If you’re in the logistics industry, then you are all too familiar with the shortage of truck drivers. Already, there have been reports of us currently being short by about 60,000 drivers with that shortage possibly tripling by 2026. With automation just around the corner, there are now new studies suggesting maybe the threat isn’t so serious?
“Drivers do a lot of jobs other than drive and those still need to get done, and those really are the trickiest things to automate,” states Kristen Monaco, co-author of the study titled Trucking Driving Jobs: Are They Headed for Rapid Elimination? Monaco also blames the media for hyping drivers’ fears.
The study is worth the read and debunks a lot of myths regarding the driver shortage. In it, Kristen Monaco and Maury Gittleman covers:
- How the numbers are inflated due to the misunderstanding of the occupational classification system used in federal statistics.
In the study, it discusses how light truck delivery trucks are included in “trucking jobs”. They also note how the estimates uses the total number of CDL holders even though many of the people who hold the appropriate license no longer drive at all.
- How truck drivers are responsible for non-driving tasks that will continue to be in demand as they are incredibly difficult to automate.
These tasks include pre-check inspections and other safety compliances, operating non-truck equipment like forklifts, tarping, fueling, customer service, paperwork, loading, and unloading.
- How, if any job is in jeopardy with the advancement of technology and automation, it would be long-haul trucking which is roughly only one-quarter of trucking jobs.

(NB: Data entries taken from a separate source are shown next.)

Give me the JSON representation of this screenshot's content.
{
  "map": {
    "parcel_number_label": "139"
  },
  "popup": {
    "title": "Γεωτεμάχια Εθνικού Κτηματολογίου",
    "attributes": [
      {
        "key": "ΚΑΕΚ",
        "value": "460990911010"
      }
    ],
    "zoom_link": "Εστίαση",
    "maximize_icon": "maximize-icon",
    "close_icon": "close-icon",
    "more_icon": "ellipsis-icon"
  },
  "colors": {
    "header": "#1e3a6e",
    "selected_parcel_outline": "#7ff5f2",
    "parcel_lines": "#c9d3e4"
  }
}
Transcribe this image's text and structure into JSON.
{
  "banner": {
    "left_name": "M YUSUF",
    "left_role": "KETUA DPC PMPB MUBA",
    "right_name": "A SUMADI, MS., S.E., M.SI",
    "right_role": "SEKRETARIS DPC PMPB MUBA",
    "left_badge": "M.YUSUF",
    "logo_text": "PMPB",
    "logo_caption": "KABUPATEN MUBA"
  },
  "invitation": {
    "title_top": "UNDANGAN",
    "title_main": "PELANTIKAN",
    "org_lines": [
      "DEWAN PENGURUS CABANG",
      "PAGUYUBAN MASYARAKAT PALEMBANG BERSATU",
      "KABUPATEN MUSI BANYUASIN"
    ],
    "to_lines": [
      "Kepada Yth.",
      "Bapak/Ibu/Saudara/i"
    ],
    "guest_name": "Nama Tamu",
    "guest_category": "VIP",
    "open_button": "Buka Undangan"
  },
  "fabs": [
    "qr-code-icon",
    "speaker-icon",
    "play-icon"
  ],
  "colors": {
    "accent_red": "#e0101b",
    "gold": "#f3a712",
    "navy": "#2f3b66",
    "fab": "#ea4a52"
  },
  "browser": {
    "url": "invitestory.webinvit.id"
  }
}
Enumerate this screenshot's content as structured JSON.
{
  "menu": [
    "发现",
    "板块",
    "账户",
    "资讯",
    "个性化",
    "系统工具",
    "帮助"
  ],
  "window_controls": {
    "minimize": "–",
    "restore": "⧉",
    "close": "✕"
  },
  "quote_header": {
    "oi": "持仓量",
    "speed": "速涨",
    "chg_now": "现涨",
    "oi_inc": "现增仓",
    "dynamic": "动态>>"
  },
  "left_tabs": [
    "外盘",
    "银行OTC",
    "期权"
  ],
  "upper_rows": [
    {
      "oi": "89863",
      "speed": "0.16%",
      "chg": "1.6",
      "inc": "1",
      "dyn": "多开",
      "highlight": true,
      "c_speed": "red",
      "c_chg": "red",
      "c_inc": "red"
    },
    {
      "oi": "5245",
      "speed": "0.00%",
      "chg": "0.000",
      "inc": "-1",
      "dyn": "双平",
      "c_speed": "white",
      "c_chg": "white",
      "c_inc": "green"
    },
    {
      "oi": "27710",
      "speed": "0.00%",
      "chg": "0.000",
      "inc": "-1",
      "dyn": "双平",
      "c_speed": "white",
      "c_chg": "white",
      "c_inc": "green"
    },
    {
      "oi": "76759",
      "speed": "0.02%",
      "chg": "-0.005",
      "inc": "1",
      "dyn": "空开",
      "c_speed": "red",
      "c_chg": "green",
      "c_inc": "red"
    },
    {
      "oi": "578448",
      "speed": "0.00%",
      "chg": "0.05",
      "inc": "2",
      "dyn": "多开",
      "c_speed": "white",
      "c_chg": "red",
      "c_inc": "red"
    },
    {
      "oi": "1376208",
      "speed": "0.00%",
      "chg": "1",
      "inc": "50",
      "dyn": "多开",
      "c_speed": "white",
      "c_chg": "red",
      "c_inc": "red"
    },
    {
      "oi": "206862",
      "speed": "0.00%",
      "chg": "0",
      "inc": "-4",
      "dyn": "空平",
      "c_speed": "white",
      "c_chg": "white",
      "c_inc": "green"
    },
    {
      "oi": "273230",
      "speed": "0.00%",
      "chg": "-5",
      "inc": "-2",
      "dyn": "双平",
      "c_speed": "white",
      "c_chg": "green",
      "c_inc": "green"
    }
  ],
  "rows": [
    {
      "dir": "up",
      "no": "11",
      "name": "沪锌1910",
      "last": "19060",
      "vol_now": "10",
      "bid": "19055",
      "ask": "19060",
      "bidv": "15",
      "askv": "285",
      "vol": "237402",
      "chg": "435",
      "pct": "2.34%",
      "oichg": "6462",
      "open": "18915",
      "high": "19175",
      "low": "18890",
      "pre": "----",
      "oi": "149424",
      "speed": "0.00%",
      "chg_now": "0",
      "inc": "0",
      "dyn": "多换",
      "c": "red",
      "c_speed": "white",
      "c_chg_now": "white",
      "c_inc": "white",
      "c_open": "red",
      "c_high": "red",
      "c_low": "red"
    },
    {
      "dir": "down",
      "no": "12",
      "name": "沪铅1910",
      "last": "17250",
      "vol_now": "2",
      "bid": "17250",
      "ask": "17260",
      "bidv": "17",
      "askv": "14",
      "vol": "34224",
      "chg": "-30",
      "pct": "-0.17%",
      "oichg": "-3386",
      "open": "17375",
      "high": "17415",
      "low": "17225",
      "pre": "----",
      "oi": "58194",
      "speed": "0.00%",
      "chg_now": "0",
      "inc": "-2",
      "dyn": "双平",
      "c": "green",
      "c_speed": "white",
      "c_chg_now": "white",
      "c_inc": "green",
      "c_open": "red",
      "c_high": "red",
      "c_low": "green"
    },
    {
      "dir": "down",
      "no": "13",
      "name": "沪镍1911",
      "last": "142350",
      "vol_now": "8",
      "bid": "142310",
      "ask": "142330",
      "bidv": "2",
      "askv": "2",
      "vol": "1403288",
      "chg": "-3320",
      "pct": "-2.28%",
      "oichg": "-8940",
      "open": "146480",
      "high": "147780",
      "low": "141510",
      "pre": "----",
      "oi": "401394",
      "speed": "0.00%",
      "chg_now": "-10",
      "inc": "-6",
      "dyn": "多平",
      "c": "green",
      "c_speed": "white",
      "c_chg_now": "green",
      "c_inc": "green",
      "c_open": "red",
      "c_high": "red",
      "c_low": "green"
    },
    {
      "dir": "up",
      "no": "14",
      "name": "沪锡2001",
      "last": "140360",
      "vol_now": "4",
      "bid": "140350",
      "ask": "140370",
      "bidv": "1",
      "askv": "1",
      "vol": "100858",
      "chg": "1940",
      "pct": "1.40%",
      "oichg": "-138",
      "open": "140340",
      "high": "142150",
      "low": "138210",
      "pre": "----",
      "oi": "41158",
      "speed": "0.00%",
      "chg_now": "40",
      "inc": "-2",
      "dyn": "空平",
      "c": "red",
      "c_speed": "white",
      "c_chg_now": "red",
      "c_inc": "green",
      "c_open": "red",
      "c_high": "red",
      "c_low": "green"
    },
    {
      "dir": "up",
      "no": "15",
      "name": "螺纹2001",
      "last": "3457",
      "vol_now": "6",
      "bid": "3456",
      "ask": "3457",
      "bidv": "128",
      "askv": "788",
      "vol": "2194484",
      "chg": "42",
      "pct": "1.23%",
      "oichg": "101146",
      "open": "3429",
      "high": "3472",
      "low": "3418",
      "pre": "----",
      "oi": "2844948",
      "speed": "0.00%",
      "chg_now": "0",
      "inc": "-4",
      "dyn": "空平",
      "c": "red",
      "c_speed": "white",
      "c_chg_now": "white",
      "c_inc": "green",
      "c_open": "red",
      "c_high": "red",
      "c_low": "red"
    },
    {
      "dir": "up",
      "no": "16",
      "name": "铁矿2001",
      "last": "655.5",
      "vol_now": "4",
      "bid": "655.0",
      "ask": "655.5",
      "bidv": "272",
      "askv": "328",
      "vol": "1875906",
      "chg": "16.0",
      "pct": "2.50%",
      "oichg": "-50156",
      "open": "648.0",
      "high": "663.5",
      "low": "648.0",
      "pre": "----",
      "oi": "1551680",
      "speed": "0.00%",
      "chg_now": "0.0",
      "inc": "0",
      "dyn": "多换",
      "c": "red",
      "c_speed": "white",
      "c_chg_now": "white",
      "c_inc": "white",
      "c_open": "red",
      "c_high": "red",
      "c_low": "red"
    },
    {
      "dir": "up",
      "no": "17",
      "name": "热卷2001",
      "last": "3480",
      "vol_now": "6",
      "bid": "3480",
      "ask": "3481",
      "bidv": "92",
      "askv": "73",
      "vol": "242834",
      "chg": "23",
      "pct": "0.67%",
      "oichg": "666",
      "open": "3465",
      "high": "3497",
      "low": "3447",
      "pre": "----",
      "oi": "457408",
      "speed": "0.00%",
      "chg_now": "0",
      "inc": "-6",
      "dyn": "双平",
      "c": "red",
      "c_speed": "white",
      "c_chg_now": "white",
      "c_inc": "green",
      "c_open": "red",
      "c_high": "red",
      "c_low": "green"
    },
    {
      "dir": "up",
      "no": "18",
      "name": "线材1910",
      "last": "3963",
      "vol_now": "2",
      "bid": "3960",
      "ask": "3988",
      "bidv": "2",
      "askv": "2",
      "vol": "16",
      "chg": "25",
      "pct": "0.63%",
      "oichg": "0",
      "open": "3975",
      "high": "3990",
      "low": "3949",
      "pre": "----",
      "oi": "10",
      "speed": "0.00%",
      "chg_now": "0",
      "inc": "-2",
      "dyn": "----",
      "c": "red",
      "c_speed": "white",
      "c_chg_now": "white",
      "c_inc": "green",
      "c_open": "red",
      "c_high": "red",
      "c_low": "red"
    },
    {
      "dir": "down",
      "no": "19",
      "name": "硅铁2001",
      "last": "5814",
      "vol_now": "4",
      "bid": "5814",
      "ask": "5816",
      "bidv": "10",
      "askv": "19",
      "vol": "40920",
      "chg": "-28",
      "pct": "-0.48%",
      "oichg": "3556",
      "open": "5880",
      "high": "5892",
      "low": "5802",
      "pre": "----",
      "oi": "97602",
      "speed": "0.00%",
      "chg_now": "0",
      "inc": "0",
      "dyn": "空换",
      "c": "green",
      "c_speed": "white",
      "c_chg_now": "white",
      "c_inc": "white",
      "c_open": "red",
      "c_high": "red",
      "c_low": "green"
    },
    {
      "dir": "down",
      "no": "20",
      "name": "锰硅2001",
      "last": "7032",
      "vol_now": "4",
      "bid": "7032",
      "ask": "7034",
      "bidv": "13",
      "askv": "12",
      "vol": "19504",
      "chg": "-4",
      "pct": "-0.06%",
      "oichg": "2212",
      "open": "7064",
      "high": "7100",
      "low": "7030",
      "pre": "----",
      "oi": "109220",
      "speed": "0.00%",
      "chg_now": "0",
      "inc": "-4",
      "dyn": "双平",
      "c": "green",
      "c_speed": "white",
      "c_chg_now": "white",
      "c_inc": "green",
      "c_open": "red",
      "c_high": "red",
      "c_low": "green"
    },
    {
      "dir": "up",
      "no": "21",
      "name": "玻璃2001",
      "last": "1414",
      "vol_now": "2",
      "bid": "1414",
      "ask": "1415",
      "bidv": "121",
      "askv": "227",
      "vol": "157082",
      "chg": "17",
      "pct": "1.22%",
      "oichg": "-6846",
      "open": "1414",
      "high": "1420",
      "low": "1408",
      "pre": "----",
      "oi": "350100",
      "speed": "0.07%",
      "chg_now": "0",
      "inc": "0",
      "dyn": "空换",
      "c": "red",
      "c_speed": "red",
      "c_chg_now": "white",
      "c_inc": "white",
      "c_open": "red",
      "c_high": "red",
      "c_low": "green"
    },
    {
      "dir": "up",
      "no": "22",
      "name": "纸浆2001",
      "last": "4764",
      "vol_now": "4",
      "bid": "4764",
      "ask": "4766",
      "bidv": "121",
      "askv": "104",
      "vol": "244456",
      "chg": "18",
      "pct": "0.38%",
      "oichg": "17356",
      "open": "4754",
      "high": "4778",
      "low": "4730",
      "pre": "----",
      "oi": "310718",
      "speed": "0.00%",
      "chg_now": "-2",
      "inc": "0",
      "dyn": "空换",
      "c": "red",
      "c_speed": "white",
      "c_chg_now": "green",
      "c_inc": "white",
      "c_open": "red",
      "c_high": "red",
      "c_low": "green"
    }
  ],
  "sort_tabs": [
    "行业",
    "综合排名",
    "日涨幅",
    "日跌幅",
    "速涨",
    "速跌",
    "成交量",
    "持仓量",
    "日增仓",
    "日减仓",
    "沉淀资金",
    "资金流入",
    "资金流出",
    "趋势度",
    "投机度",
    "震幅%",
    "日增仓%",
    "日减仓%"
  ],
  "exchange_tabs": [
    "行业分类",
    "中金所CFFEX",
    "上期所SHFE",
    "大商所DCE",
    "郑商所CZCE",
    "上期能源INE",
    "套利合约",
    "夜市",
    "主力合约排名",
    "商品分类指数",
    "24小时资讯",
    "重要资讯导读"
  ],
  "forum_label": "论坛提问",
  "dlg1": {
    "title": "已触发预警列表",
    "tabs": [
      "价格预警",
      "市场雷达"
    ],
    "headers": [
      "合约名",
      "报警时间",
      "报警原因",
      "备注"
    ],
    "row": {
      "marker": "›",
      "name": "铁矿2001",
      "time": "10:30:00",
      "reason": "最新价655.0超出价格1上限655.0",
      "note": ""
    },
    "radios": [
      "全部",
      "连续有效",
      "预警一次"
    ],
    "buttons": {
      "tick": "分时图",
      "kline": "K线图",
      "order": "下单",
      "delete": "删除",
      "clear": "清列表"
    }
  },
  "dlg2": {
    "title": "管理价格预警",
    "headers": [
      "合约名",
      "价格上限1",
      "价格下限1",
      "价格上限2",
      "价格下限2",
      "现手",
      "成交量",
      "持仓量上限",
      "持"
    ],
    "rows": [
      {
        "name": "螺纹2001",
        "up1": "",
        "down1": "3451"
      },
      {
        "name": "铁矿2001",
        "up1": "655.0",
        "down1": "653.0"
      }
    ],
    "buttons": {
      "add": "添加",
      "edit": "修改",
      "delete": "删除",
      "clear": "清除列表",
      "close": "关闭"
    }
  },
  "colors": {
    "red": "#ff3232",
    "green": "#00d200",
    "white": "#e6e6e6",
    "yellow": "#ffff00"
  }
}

“Our case study of truck drivers suggests, however, that, at least for now, any loss of jobs as a result of automation will be more limited, especially compared with journalistic accounts but also as anticipated by a number of experts.”– Kristen Monaco
As discussed in previous blog posts, fear that new technology will lead to massive unemployment is not new. This study suggests that truck automation will be comparable to the first introduction of automated teller machines (ATMs). While it first decreased the number of employees required per bank branch, the increase in productivity made it less expensive for a bank to open a branch. In the end, it created more jobs and reshaped the teller position as part of customer service. So instead of anticipating the end of truck driving jobs, automation may reshape the position to something new and useful.